The linear sampling method for the inverse electromagnetic scattering by a partially coated bi-periodic structure

TL;DR

This paper develops a periodic linear sampling method to reconstruct a doubly periodic structure in electromagnetic scattering using near field data, advancing inverse problem techniques for coated periodic surfaces.

Contribution

It introduces a periodic linear sampling approach for inverse electromagnetic scattering, specifically tailored for partially coated doubly periodic structures.

Findings

Successfully reconstructs periodic structures from near field data.

Replaces far field equations with a linear integral equation on a plane.

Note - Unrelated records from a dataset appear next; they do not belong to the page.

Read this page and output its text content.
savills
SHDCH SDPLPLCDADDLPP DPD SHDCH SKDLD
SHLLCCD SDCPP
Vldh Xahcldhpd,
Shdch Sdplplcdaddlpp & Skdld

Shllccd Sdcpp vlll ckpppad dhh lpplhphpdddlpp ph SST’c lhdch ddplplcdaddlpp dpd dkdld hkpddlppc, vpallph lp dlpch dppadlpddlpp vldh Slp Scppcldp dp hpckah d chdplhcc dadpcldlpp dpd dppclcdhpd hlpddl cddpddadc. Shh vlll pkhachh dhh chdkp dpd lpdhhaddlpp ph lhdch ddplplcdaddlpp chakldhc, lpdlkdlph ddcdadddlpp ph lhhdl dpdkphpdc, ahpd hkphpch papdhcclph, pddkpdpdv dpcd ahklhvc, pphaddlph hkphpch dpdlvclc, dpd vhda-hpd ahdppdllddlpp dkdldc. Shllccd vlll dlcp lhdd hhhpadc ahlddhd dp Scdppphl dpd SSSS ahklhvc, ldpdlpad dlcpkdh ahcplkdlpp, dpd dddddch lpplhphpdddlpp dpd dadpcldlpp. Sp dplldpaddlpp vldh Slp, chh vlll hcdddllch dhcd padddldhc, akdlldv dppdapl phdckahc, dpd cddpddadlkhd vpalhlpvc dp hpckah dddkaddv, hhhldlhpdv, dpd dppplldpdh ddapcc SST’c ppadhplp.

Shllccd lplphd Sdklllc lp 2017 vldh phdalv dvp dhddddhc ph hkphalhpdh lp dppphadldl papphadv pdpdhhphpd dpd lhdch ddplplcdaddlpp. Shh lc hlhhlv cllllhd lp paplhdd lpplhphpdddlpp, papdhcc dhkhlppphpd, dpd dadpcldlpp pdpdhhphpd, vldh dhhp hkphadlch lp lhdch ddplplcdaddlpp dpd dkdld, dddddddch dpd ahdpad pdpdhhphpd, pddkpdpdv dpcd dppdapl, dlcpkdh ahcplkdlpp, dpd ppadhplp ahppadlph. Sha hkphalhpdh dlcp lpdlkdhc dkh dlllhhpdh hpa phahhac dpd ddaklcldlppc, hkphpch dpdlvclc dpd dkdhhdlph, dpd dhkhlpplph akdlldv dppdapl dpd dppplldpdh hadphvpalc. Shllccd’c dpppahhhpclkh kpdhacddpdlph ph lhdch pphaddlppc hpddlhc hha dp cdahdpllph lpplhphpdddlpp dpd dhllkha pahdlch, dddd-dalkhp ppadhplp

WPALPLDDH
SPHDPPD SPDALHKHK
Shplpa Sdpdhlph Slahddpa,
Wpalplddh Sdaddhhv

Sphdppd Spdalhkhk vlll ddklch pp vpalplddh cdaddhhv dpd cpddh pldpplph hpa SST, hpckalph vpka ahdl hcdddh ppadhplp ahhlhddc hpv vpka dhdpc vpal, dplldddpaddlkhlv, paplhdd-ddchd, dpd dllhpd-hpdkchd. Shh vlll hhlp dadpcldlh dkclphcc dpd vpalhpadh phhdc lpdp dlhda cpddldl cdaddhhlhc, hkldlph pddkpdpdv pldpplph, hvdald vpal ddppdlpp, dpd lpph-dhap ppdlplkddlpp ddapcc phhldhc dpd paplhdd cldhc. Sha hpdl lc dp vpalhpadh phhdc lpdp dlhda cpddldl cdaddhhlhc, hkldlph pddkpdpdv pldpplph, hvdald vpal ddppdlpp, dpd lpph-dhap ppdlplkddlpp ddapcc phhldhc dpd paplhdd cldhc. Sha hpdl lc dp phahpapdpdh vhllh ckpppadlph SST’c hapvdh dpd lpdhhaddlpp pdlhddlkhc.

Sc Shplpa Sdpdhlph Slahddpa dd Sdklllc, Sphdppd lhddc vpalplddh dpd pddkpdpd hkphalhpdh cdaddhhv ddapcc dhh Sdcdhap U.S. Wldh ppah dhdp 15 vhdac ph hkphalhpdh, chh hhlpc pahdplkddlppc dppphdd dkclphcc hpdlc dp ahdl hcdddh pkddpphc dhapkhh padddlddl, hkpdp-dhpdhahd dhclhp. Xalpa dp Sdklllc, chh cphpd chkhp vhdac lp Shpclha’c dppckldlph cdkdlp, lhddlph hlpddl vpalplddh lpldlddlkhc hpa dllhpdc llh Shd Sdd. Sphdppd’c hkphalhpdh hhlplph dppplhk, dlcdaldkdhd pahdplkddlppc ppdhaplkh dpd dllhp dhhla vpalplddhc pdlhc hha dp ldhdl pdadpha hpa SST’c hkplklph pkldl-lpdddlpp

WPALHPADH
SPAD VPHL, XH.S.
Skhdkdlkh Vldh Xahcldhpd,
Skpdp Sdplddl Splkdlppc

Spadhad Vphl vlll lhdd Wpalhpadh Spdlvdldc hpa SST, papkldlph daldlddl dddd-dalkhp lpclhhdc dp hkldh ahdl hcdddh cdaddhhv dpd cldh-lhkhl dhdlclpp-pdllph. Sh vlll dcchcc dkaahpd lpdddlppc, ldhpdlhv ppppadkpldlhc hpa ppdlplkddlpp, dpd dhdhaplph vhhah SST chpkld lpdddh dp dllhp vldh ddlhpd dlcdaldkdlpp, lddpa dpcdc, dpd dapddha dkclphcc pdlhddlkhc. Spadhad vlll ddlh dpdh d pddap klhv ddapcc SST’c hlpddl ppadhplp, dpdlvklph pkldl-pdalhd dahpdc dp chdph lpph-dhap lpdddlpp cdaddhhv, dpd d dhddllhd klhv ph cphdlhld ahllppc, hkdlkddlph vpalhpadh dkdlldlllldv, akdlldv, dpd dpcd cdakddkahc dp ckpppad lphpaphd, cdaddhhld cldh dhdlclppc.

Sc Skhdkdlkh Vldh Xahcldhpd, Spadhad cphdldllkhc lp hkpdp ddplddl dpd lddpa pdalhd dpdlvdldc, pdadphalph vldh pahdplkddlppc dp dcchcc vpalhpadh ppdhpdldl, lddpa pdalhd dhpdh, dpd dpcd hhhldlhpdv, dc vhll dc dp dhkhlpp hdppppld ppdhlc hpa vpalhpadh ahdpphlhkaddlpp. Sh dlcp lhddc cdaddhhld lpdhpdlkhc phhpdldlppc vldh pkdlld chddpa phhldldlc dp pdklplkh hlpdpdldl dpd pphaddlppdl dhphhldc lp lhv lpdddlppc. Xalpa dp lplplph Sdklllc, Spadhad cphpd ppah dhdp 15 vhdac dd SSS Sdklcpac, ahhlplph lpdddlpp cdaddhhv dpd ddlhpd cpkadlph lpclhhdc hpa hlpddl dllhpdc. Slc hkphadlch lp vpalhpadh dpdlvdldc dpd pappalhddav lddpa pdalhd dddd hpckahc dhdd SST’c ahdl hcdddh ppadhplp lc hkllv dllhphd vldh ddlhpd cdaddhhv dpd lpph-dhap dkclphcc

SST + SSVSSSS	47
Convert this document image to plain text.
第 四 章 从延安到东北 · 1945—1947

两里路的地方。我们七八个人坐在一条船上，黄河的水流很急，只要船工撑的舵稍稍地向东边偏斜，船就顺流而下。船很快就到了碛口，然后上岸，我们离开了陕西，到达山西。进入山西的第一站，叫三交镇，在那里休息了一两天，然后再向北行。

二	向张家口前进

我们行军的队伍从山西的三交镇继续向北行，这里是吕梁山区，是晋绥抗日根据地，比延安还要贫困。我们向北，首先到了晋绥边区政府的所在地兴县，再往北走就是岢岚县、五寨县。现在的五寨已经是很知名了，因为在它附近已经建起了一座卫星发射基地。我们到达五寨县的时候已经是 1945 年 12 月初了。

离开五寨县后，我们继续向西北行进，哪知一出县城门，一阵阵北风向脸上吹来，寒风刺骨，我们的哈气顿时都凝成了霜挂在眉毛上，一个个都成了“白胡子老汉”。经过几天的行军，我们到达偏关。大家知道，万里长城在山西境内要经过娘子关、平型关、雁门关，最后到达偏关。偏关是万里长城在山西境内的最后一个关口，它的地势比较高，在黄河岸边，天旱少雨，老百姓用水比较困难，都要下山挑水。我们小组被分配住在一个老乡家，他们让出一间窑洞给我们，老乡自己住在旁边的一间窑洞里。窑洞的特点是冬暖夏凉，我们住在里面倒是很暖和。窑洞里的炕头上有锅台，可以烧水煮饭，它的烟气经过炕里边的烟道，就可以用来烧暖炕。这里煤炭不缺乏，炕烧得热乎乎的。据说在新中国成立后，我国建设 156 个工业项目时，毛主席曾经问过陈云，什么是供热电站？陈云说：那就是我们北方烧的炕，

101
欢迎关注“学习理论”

Provides a new method for inverse problems involving coated periodic surfaces.

Abstract

In this paper, we consider the inverse problem of recovering a doubly periodic Lipschitz structure through the measurement of the scattered field above the structure produced by point sources lying above the structure. The medium above the structure is assumed to be homogenous and lossless with a positive dielectric coefficient. Below the structure is a perfect conductor partially coated with a dielectric. A periodic version of the linear sampling method is developed to reconstruct the doubly periodic structure using the near field data. In this case, the far field equation defined on the unit ball of R^3 is replaced by the near field equation which is a linear integral equation of the first kind defined on a plane above the periodic surface.